Mark Pisoni was born to work the land.
Patrick Cavanaugh

In the Vegetables West piece, Mark, with typical grace, spends as much time in this feature story discussing the work of his excellent farm team as he does discussing himself and his family. In his role as steward of Pisoni Farms, just as in his job as vineyard manager, Mark sustains family tradition even as he furthers it. If he and his brother Jeff, the family’s vintner, are “blessed to be mentored by my grandparents and my dad, Gary Pisoni,” they are equally fortunate to have the expert help of “our dedicated farm team,” people “are willing to share their ideas on the farm, which helps us become better farmers,” Mark explains.

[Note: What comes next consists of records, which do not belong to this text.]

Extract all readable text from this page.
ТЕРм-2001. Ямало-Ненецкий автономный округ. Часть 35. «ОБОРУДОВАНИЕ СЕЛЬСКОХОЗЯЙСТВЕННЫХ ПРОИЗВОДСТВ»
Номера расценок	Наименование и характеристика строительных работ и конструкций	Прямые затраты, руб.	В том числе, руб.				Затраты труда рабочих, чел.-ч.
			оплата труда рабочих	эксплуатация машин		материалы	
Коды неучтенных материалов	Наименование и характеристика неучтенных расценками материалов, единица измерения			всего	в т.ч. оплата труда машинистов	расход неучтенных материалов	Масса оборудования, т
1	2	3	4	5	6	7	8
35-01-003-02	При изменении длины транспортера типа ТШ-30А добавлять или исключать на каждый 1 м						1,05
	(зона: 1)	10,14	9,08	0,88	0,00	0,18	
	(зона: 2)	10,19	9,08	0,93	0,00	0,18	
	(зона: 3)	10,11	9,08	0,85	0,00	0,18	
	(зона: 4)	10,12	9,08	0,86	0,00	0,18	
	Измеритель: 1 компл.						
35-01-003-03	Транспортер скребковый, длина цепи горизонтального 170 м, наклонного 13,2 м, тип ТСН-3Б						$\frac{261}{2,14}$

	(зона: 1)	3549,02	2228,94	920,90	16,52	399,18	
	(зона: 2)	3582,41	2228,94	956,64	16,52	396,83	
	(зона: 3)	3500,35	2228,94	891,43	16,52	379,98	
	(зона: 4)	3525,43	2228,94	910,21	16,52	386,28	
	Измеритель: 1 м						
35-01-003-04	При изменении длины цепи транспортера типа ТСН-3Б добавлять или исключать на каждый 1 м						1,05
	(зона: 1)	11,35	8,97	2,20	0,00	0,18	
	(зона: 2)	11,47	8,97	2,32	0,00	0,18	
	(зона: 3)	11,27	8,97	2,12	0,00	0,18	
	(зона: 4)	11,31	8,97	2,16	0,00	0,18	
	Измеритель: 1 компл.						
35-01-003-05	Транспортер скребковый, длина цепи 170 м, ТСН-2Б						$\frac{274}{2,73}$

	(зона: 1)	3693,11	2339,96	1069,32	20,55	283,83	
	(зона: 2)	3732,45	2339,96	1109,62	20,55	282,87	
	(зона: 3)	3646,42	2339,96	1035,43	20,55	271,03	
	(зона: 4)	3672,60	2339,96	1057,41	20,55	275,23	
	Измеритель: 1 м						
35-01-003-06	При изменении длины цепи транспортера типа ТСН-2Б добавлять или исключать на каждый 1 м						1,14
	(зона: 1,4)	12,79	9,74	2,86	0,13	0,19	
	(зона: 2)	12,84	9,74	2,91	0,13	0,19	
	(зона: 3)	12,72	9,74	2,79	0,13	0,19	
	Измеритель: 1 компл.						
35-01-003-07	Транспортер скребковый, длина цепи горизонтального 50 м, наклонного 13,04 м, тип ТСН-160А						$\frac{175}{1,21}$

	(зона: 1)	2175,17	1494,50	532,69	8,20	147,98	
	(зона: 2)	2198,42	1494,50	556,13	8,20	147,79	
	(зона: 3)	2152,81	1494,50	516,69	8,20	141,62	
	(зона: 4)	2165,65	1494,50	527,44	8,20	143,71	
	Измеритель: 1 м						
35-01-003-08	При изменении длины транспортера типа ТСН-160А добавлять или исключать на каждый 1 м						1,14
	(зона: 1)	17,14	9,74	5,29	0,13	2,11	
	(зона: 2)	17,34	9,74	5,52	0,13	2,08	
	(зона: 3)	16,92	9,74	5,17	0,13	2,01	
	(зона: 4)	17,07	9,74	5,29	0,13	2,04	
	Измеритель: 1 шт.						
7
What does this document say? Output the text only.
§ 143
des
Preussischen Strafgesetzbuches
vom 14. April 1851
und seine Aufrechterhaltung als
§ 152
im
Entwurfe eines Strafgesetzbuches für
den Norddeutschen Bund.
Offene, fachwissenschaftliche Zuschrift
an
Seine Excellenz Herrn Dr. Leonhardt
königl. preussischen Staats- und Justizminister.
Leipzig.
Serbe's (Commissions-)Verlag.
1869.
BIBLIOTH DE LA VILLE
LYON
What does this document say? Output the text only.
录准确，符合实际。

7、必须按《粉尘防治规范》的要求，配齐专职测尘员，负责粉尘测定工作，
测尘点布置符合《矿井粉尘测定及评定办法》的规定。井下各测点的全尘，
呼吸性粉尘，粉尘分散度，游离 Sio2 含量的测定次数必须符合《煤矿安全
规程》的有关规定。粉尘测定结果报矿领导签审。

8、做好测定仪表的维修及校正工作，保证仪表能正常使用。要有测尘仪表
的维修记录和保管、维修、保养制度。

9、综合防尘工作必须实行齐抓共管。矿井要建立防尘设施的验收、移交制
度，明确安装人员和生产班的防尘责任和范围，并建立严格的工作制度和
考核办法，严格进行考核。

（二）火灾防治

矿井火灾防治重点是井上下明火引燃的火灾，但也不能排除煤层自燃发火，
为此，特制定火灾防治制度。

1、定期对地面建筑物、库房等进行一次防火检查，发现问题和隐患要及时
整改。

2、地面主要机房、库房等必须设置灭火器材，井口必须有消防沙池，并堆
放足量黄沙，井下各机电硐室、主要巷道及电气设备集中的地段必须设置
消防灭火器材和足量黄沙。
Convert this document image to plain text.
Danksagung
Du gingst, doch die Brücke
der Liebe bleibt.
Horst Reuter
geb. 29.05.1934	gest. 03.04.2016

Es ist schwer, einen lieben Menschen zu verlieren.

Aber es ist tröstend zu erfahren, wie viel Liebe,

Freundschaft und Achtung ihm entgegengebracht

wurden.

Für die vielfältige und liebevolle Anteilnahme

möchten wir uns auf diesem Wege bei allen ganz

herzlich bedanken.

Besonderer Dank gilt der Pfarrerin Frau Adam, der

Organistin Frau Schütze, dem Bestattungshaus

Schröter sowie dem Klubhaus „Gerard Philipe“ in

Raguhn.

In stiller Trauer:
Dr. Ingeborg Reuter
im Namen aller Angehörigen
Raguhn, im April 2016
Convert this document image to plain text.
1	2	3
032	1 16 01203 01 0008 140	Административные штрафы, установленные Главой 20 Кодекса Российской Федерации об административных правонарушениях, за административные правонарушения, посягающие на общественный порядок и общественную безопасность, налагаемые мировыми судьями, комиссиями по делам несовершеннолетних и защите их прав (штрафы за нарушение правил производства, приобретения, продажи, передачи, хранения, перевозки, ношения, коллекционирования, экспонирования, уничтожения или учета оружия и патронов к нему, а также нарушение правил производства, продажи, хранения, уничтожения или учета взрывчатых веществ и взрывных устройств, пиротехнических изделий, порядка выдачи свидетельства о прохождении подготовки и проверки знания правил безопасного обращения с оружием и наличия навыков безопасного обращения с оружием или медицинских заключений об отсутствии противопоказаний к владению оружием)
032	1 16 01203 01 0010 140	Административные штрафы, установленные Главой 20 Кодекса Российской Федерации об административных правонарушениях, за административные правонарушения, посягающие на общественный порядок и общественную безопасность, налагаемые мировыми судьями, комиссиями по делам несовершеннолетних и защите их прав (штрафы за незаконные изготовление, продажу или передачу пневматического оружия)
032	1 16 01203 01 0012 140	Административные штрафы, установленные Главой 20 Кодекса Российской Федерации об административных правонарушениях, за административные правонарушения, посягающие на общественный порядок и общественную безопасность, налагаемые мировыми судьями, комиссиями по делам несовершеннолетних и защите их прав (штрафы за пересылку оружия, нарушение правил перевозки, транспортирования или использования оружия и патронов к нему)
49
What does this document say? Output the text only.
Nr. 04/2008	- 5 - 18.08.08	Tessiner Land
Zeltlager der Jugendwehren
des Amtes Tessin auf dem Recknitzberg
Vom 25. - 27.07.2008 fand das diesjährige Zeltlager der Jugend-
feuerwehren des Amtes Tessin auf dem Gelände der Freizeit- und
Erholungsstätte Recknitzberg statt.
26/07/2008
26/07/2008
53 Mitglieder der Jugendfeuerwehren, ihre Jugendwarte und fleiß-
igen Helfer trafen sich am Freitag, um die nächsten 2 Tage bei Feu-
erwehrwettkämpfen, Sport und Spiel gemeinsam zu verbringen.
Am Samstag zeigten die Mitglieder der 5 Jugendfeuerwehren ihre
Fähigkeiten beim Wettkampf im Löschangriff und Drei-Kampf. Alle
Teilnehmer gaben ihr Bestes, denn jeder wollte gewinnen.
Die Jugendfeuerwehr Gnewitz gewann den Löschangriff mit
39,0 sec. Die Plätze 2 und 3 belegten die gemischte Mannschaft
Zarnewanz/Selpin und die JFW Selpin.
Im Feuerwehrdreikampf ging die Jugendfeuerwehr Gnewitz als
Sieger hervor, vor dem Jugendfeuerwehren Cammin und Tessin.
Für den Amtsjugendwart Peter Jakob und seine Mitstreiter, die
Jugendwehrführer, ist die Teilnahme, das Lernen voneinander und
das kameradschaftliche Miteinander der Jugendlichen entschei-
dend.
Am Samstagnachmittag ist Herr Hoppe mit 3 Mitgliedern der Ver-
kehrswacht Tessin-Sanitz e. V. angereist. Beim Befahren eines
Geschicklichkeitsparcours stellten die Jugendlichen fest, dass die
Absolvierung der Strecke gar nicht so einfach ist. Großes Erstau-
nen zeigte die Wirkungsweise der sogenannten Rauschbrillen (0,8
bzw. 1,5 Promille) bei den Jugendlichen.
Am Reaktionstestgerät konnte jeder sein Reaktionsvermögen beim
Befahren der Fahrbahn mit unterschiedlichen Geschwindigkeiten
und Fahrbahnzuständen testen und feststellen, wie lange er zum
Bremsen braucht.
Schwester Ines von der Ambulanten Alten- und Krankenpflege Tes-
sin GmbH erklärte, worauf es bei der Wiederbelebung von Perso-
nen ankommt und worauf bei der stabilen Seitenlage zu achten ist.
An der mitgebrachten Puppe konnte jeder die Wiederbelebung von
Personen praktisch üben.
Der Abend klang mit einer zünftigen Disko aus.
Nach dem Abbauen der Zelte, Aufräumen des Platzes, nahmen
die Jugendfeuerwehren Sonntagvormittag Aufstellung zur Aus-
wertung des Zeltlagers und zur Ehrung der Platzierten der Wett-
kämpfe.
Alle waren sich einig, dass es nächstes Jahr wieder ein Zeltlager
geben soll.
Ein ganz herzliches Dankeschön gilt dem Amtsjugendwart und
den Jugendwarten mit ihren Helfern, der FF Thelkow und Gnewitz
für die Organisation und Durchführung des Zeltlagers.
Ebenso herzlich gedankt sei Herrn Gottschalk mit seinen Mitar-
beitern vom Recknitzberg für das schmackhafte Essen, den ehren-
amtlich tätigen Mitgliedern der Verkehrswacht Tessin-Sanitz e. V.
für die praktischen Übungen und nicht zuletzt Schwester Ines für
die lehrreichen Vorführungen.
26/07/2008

Among the individuals who “are mentors and teachers for me,” he names right-hand man Jesús Camacho, who has been working with the Pisoni family since Edward and Jane Pisoni first began farming in the Salinas Valley just after WWII. Then there is the “super talented” Jazmin Lopez, who has been working closely with Mark since 2015 as manager of Pisoni Farm’s compliance and wide-ranging sustainability programs, and who has not only helped the family save energy but who also maintains its insectary that promotes populations of beneficial insects.

It is a welcome surprise, as we look ahead to spring and summer vegetable crops and the grape harvest that follows them, to see Mark and his farm team honored by the magazine.